At what point is the lock really released after calling notify()

Question

I have code that I checked and I just want to know my understanding is correct. I have following two classes

public class WaitCheckWaiter implements Runnable
{

WaitCheck wc;

public WaitCheckWaiter( WaitCheck wc )
{
    this.wc = wc;
}

@Override
public void run()
{
    synchronized ( wc.strList )
    {
        wc.strList.add( "Added" );
        System.out.println( "Notify for others" );
        wc.strList.notifyAll();
        for ( int i = 0; i < 100; i++ )
        {
            System.out.println( i );
        }
        try
        {
            Thread.sleep( 5000 );
        }
        catch ( InterruptedException e )
        {
            // TODO Auto-generated catch block
            e.printStackTrace();
        }
        System.out.println( "Woke up" );
        System.out.println( "After Notifying" );
    }
    System.out.println( "After synch WaitCheckWaiter" );

}

}

and then this one below

public class WaitCheck implements Runnable{

WaitCheck wc;
List<String> strList = new ArrayList();

public static void main(String[] args) {
    WaitCheck wc = new WaitCheck();
    new Thread(wc).start();
    WaitCheckWaiter wcw = new WaitCheckWaiter(wc);
    new Thread(wcw).start();
}



@Override
public void run() {
    synchronized (strList) {
        if(strList.size() == 0)
        {
            try {
                System.out.println("Just Before wait..");
                strList.wait();
                System.out.println("Just after wait..");
                // printing the added value
                System.out.println("Value : "+strList.get(0));
            } catch (InterruptedException e) {
                // TODO Auto-generated catch block
                e.printStackTrace();
            }
        }
        else
        {
            System.out.println("In else statement..!!");
        }
    }
    System.out.println("After synch WaitCheck");

}

}

So my understanding is even if I call the notifyAll(), the waiting thread cannot resume until the synchronized block is finished which called the notifyAll(). Is this right or are there any other none deterministic behavior.

Answer 1

In most operating systems, a thread is represented by an object that can be moved around between different containers depending on its state. These containers traditionally are called "queues" even though they are not necessarily implemented as actual, first-in-first-out queues.

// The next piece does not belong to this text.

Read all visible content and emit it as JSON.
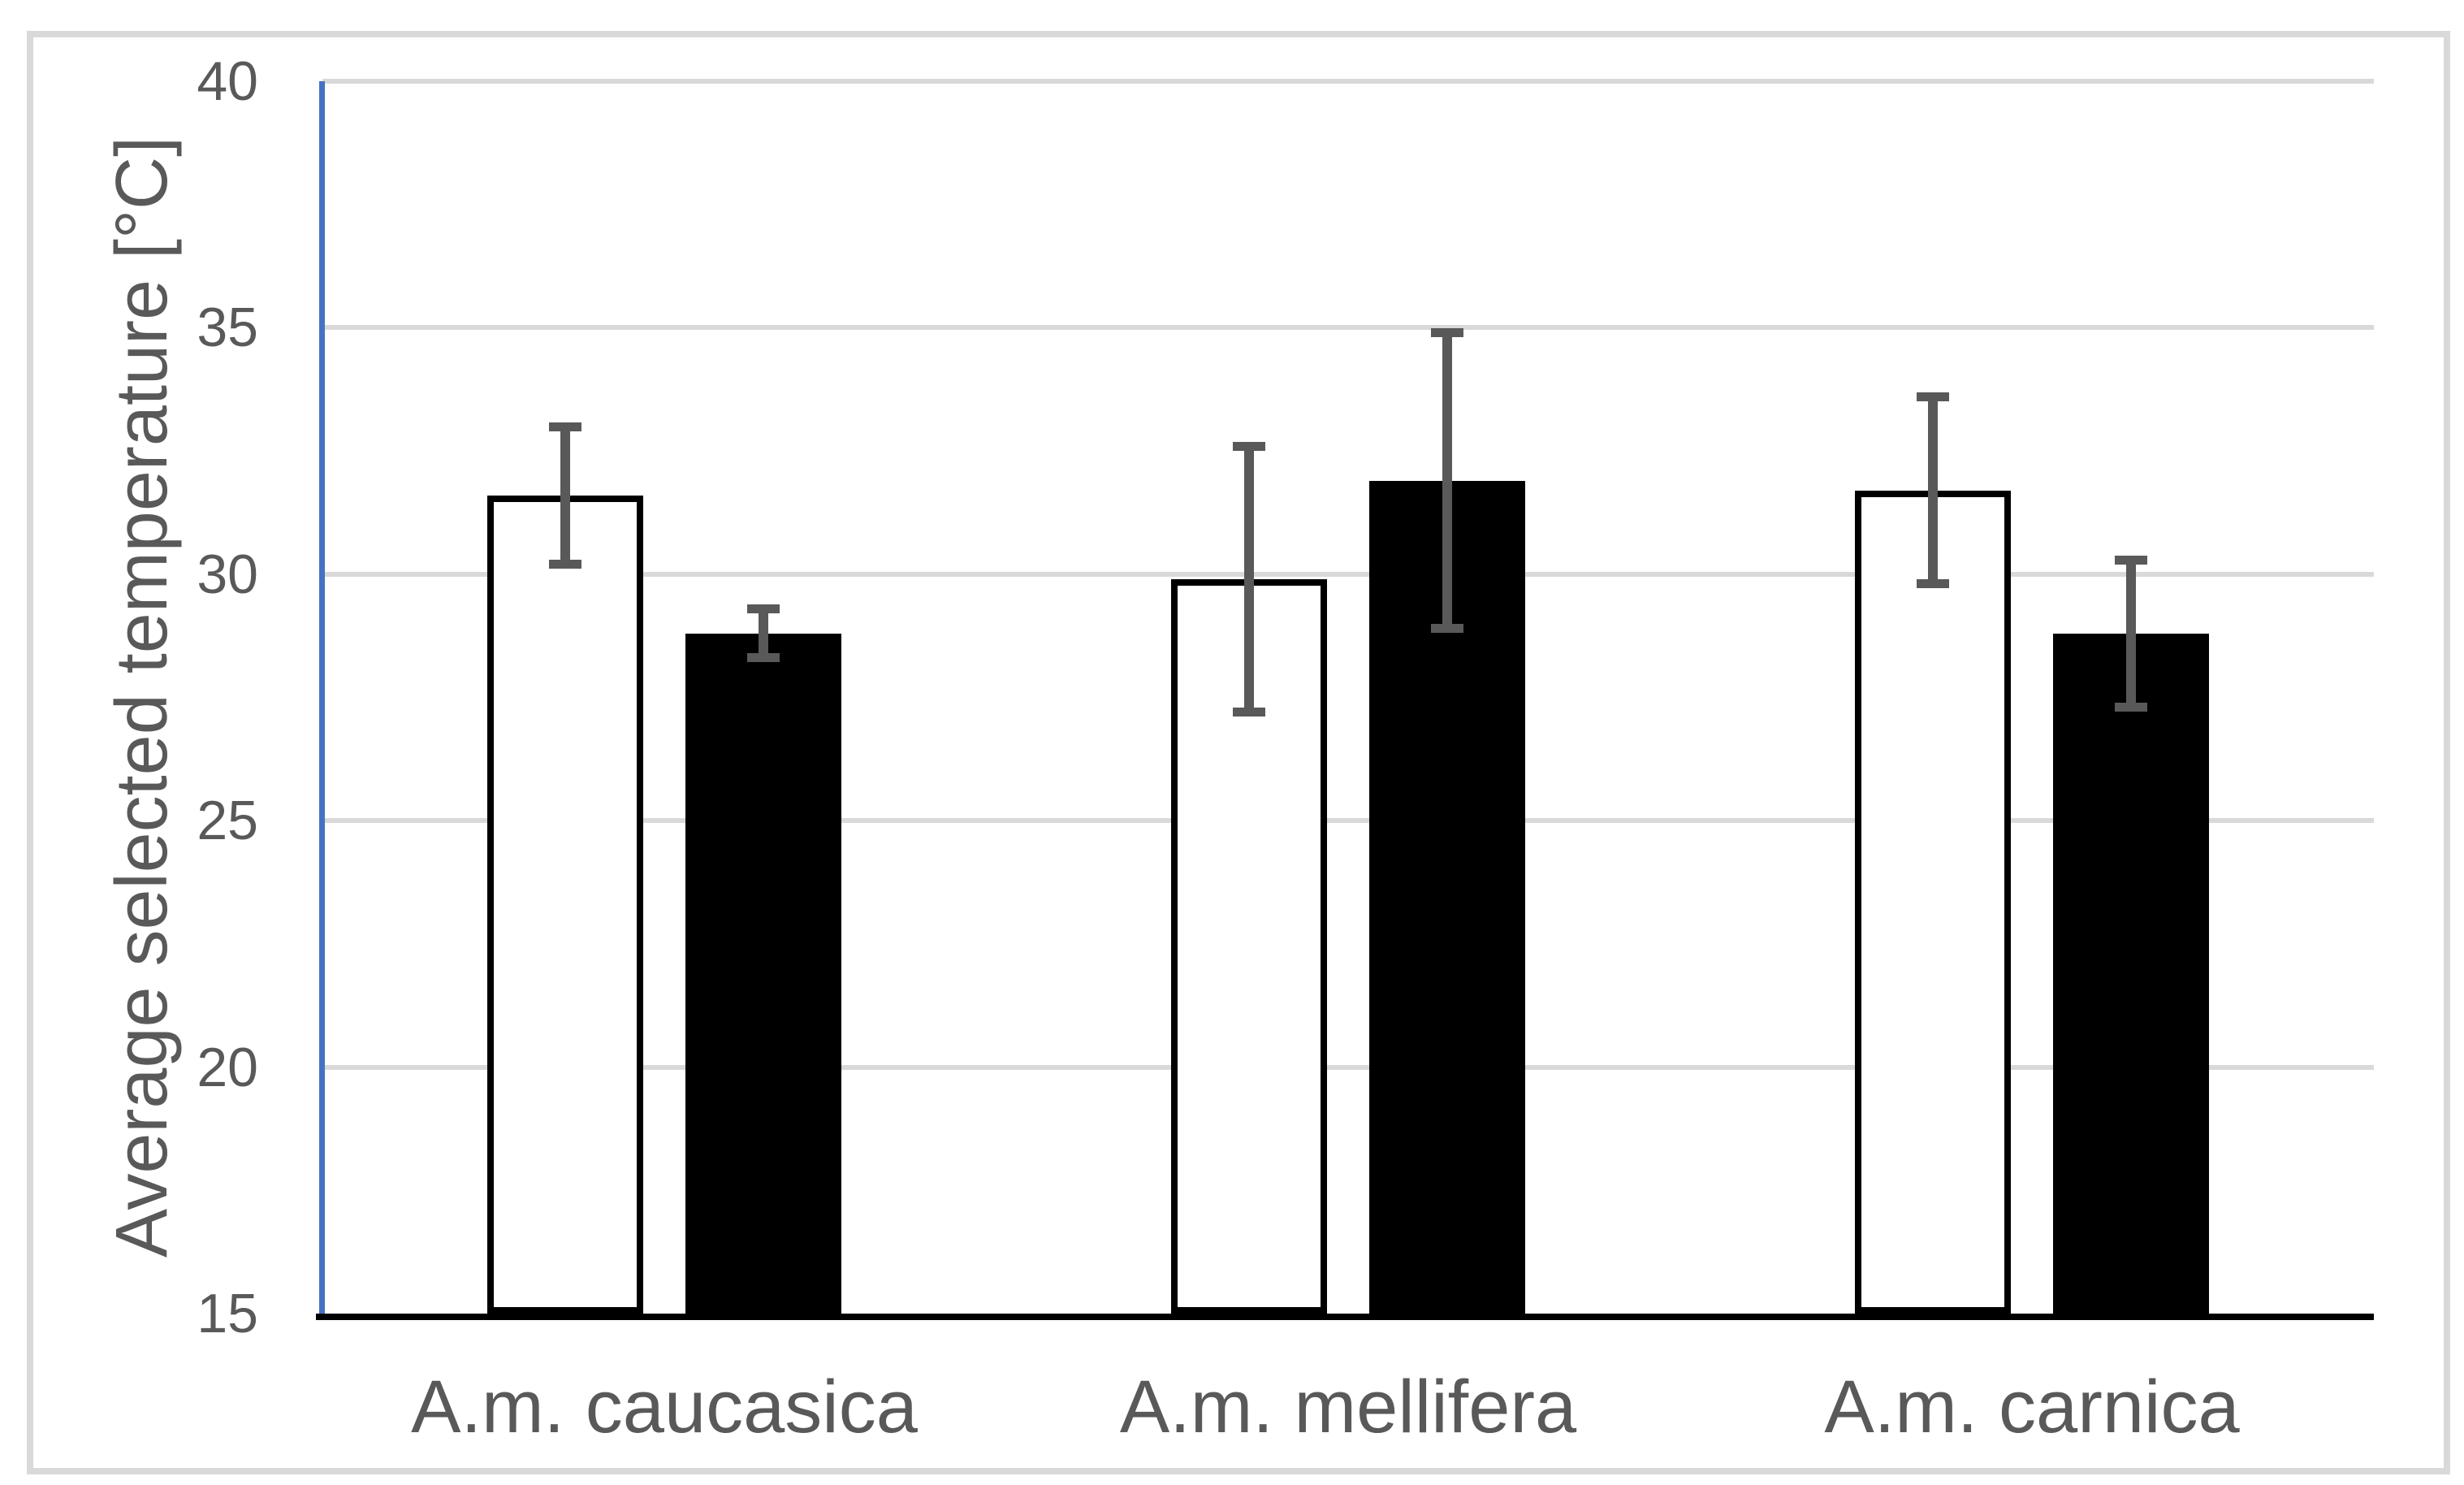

When a thread calls o.wait(), it's object gets moved from a "currently running" queue to a queue that holds only those objects that are awaiting o.notify(). When another thread calls o.notify() the operating system selects one thread from that queue, and moves it to the queue of threads that are waiting their turn to enter (or return to) a synchronized(o) block.

That's pretty much the only thing that o.notify() does. In fact, if the queue of threads that are awaiting o.notify() is empty, then o.notify() does not do anything at all.

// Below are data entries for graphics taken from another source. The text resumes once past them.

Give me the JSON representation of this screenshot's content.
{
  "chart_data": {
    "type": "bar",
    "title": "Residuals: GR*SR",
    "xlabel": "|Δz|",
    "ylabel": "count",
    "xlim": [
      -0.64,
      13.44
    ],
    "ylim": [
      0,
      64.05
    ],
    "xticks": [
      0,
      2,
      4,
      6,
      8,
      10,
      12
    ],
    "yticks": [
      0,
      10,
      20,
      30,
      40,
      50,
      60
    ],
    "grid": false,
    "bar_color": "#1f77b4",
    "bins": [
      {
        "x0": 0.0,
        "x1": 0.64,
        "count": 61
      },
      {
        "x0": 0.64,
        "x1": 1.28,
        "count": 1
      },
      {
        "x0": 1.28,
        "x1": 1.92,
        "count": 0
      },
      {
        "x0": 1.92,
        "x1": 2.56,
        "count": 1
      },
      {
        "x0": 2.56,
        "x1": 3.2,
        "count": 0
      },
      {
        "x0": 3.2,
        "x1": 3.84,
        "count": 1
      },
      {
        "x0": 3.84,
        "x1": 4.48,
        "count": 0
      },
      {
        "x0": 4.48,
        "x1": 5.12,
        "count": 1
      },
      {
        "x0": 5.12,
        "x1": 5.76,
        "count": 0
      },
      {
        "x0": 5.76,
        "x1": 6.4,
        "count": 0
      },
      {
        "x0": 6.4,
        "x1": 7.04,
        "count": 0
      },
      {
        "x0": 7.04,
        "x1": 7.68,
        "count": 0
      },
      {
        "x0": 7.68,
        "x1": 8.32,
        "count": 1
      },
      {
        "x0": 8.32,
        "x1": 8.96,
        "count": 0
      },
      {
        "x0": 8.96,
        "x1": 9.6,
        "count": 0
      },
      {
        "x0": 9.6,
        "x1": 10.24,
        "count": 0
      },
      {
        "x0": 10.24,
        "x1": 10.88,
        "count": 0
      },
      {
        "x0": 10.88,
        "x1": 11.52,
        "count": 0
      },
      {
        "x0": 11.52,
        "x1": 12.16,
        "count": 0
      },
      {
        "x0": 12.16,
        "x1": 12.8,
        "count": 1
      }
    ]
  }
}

o.notifyAll() is the same, except that instead of moving just one thread, it moves all of the threads that are waiting.

Answer 2

Adding to the other answer, from the doc about Thread.sleep(...) :

The thread does not lose ownership of any monitors.

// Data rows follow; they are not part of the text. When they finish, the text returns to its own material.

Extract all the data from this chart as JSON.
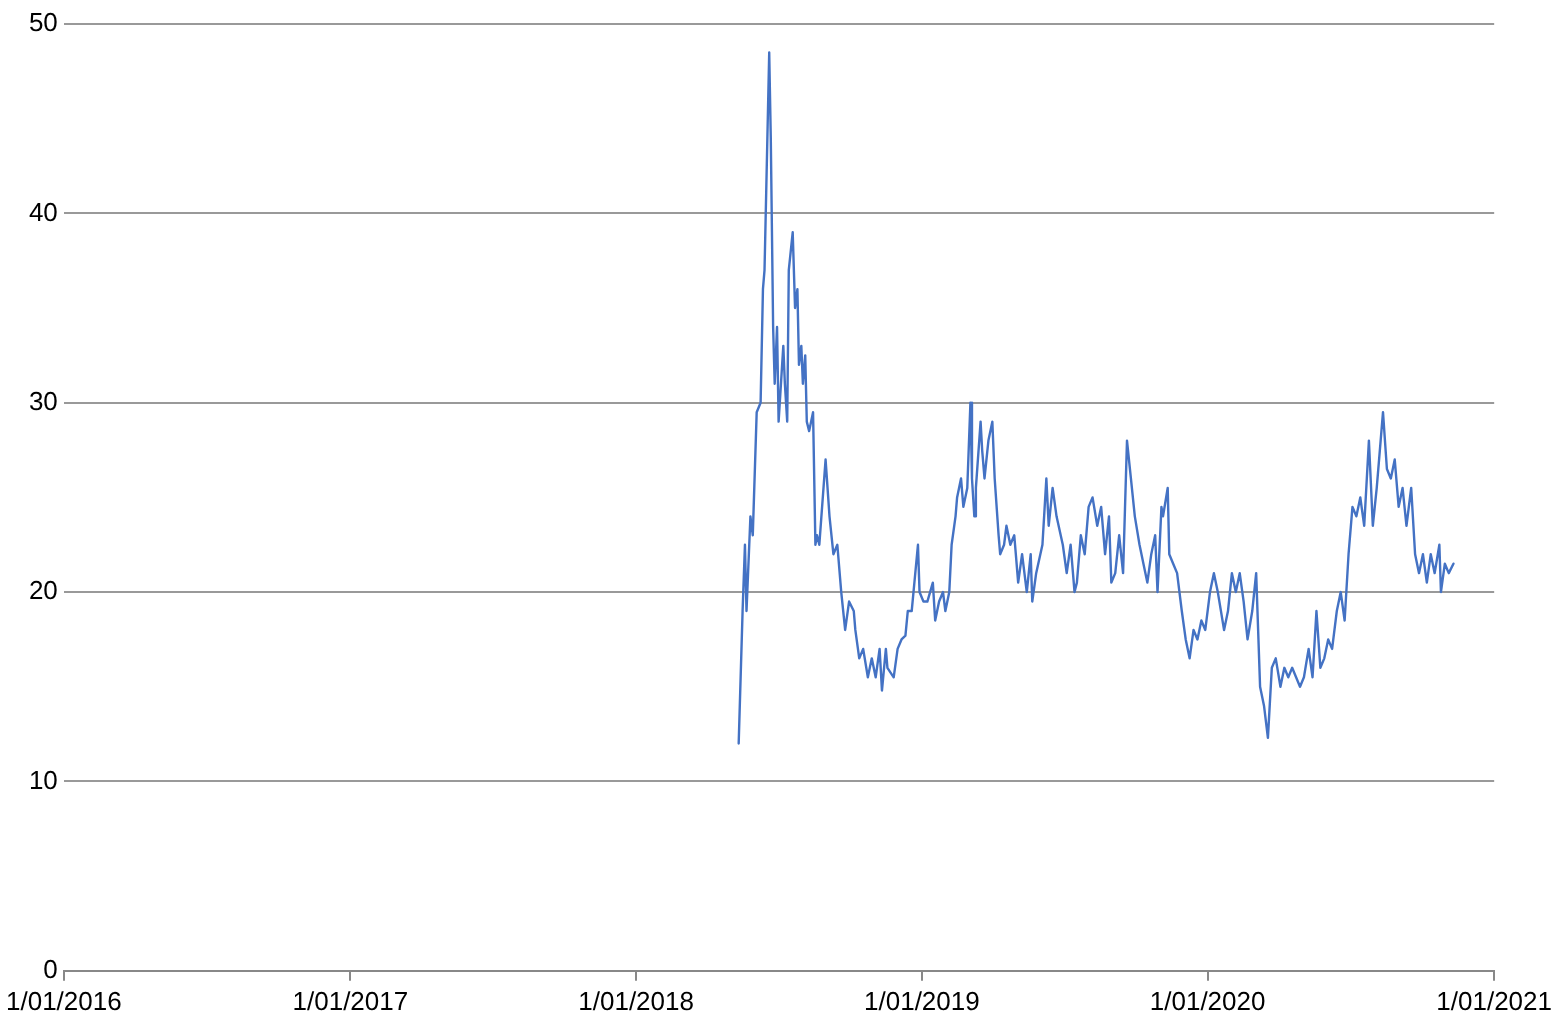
{
  "chart_data": {
    "type": "line",
    "xlim": [
      "2016-01-01",
      "2021-01-01"
    ],
    "xticks": [
      {
        "value": "2016-01-01",
        "label": "1/01/2016"
      },
      {
        "value": "2017-01-01",
        "label": "1/01/2017"
      },
      {
        "value": "2018-01-01",
        "label": "1/01/2018"
      },
      {
        "value": "2019-01-01",
        "label": "1/01/2019"
      },
      {
        "value": "2020-01-01",
        "label": "1/01/2020"
      },
      {
        "value": "2021-01-01",
        "label": "1/01/2021"
      }
    ],
    "ylim": [
      0,
      50
    ],
    "yticks": [
      0,
      10,
      20,
      30,
      40,
      50
    ],
    "grid": "y",
    "legend": false,
    "marker": "none",
    "line_style": "solid",
    "series": [
      {
        "color": "#4472c4",
        "x": [
          "2018-05-12",
          "2018-05-17",
          "2018-05-20",
          "2018-05-22",
          "2018-05-27",
          "2018-05-30",
          "2018-06-04",
          "2018-06-09",
          "2018-06-12",
          "2018-06-14",
          "2018-06-20",
          "2018-06-22",
          "2018-06-25",
          "2018-06-27",
          "2018-06-30",
          "2018-07-02",
          "2018-07-08",
          "2018-07-10",
          "2018-07-13",
          "2018-07-15",
          "2018-07-20",
          "2018-07-23",
          "2018-07-26",
          "2018-07-28",
          "2018-07-31",
          "2018-08-02",
          "2018-08-05",
          "2018-08-07",
          "2018-08-10",
          "2018-08-15",
          "2018-08-18",
          "2018-08-20",
          "2018-08-23",
          "2018-08-31",
          "2018-09-05",
          "2018-09-10",
          "2018-09-15",
          "2018-09-20",
          "2018-09-25",
          "2018-09-30",
          "2018-10-06",
          "2018-10-08",
          "2018-10-13",
          "2018-10-18",
          "2018-10-24",
          "2018-10-29",
          "2018-11-03",
          "2018-11-08",
          "2018-11-11",
          "2018-11-16",
          "2018-11-18",
          "2018-11-26",
          "2018-12-01",
          "2018-12-06",
          "2018-12-11",
          "2018-12-14",
          "2018-12-19",
          "2018-12-27",
          "2018-12-29",
          "2019-01-03",
          "2019-01-08",
          "2019-01-15",
          "2019-01-18",
          "2019-01-23",
          "2019-01-28",
          "2019-01-31",
          "2019-02-05",
          "2019-02-08",
          "2019-02-13",
          "2019-02-15",
          "2019-02-20",
          "2019-02-23",
          "2019-02-28",
          "2019-03-04",
          "2019-03-06",
          "2019-03-09",
          "2019-03-11",
          "2019-03-17",
          "2019-03-19",
          "2019-03-22",
          "2019-03-27",
          "2019-04-01",
          "2019-04-04",
          "2019-04-09",
          "2019-04-11",
          "2019-04-16",
          "2019-04-19",
          "2019-04-24",
          "2019-04-29",
          "2019-05-04",
          "2019-05-09",
          "2019-05-15",
          "2019-05-20",
          "2019-05-22",
          "2019-05-27",
          "2019-06-04",
          "2019-06-09",
          "2019-06-12",
          "2019-06-17",
          "2019-06-22",
          "2019-06-30",
          "2019-07-05",
          "2019-07-10",
          "2019-07-15",
          "2019-07-18",
          "2019-07-23",
          "2019-07-28",
          "2019-08-02",
          "2019-08-07",
          "2019-08-13",
          "2019-08-18",
          "2019-08-23",
          "2019-08-28",
          "2019-08-31",
          "2019-09-05",
          "2019-09-10",
          "2019-09-15",
          "2019-09-20",
          "2019-09-25",
          "2019-09-30",
          "2019-10-06",
          "2019-10-11",
          "2019-10-16",
          "2019-10-21",
          "2019-10-26",
          "2019-10-29",
          "2019-11-03",
          "2019-11-05",
          "2019-11-11",
          "2019-11-13",
          "2019-11-18",
          "2019-11-23",
          "2019-11-29",
          "2019-12-04",
          "2019-12-09",
          "2019-12-14",
          "2019-12-19",
          "2019-12-24",
          "2019-12-29",
          "2020-01-04",
          "2020-01-09",
          "2020-01-14",
          "2020-01-22",
          "2020-01-27",
          "2020-02-01",
          "2020-02-06",
          "2020-02-11",
          "2020-02-16",
          "2020-02-21",
          "2020-02-27",
          "2020-03-03",
          "2020-03-08",
          "2020-03-13",
          "2020-03-18",
          "2020-03-23",
          "2020-03-28",
          "2020-04-03",
          "2020-04-08",
          "2020-04-13",
          "2020-04-18",
          "2020-04-23",
          "2020-04-28",
          "2020-05-03",
          "2020-05-09",
          "2020-05-14",
          "2020-05-19",
          "2020-05-24",
          "2020-05-29",
          "2020-06-03",
          "2020-06-08",
          "2020-06-14",
          "2020-06-19",
          "2020-06-24",
          "2020-06-29",
          "2020-07-04",
          "2020-07-09",
          "2020-07-14",
          "2020-07-19",
          "2020-07-25",
          "2020-07-30",
          "2020-08-04",
          "2020-08-09",
          "2020-08-12",
          "2020-08-17",
          "2020-08-22",
          "2020-08-27",
          "2020-09-01",
          "2020-09-06",
          "2020-09-11",
          "2020-09-17",
          "2020-09-22",
          "2020-09-27",
          "2020-10-02",
          "2020-10-07",
          "2020-10-12",
          "2020-10-17",
          "2020-10-23",
          "2020-10-25",
          "2020-10-30",
          "2020-11-04",
          "2020-11-10"
        ],
        "values": [
          12,
          19,
          22.5,
          19,
          24,
          23,
          29.5,
          30,
          36,
          37,
          48.5,
          44,
          34,
          31,
          34,
          29,
          33,
          31,
          29,
          37,
          39,
          35,
          36,
          32,
          33,
          31,
          32.5,
          29,
          28.5,
          29.5,
          22.5,
          23,
          22.5,
          27,
          24,
          22,
          22.5,
          20,
          18,
          19.5,
          19,
          18,
          16.5,
          17,
          15.5,
          16.5,
          15.5,
          17,
          14.8,
          17,
          16,
          15.5,
          17,
          17.5,
          17.7,
          19,
          19,
          22.5,
          20,
          19.5,
          19.5,
          20.5,
          18.5,
          19.5,
          20,
          19,
          20,
          22.5,
          24,
          25,
          26,
          24.5,
          25.5,
          30,
          26,
          24,
          25.5,
          29,
          27.5,
          26,
          28,
          29,
          26,
          23,
          22,
          22.5,
          23.5,
          22.5,
          23,
          20.5,
          22,
          20,
          22,
          19.5,
          21,
          22.5,
          26,
          23.5,
          25.5,
          24,
          22.5,
          21,
          22.5,
          20,
          20.5,
          23,
          22,
          24.5,
          25,
          23.5,
          24.5,
          22,
          24,
          20.5,
          21,
          23,
          21,
          28,
          26,
          24,
          22.5,
          21.5,
          20.5,
          22,
          23,
          20,
          24.5,
          24,
          25.5,
          22,
          21.5,
          21,
          19,
          17.5,
          16.5,
          18,
          17.5,
          18.5,
          18,
          20,
          21,
          20,
          18,
          19,
          21,
          20,
          21,
          19.5,
          17.5,
          19,
          21,
          15,
          14,
          12.3,
          16,
          16.5,
          15,
          16,
          15.5,
          16,
          15.5,
          15,
          15.5,
          17,
          15.5,
          19,
          16,
          16.5,
          17.5,
          17,
          19,
          20,
          18.5,
          22,
          24.5,
          24,
          25,
          23.5,
          28,
          23.5,
          25.5,
          28,
          29.5,
          26.5,
          26,
          27,
          24.5,
          25.5,
          23.5,
          25.5,
          22,
          21,
          22,
          20.5,
          22,
          21,
          22.5,
          20,
          21.5,
          21,
          21.5
        ]
      }
    ]
  }
}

Meaning that at least as a basic principle, one should never ever invoke Thread.sleep(...) as long as any sync locks are still being held.

Answer 3

The Javadoc for the Object.notifyAll method is pretty clear on this topic :

(text bolded by me)

Wakes up all threads that are waiting on this object's monitor. A thread waits on an object's monitor by calling one of the wait methods.

The awakened threads will not be able to proceed until the current thread relinquishes the lock on this object. The awakened threads will compete in the usual manner with any other threads that might be actively competing to synchronize on this object; for example, the awakened threads enjoy no reliable privilege or disadvantage in being the next thread to lock this object.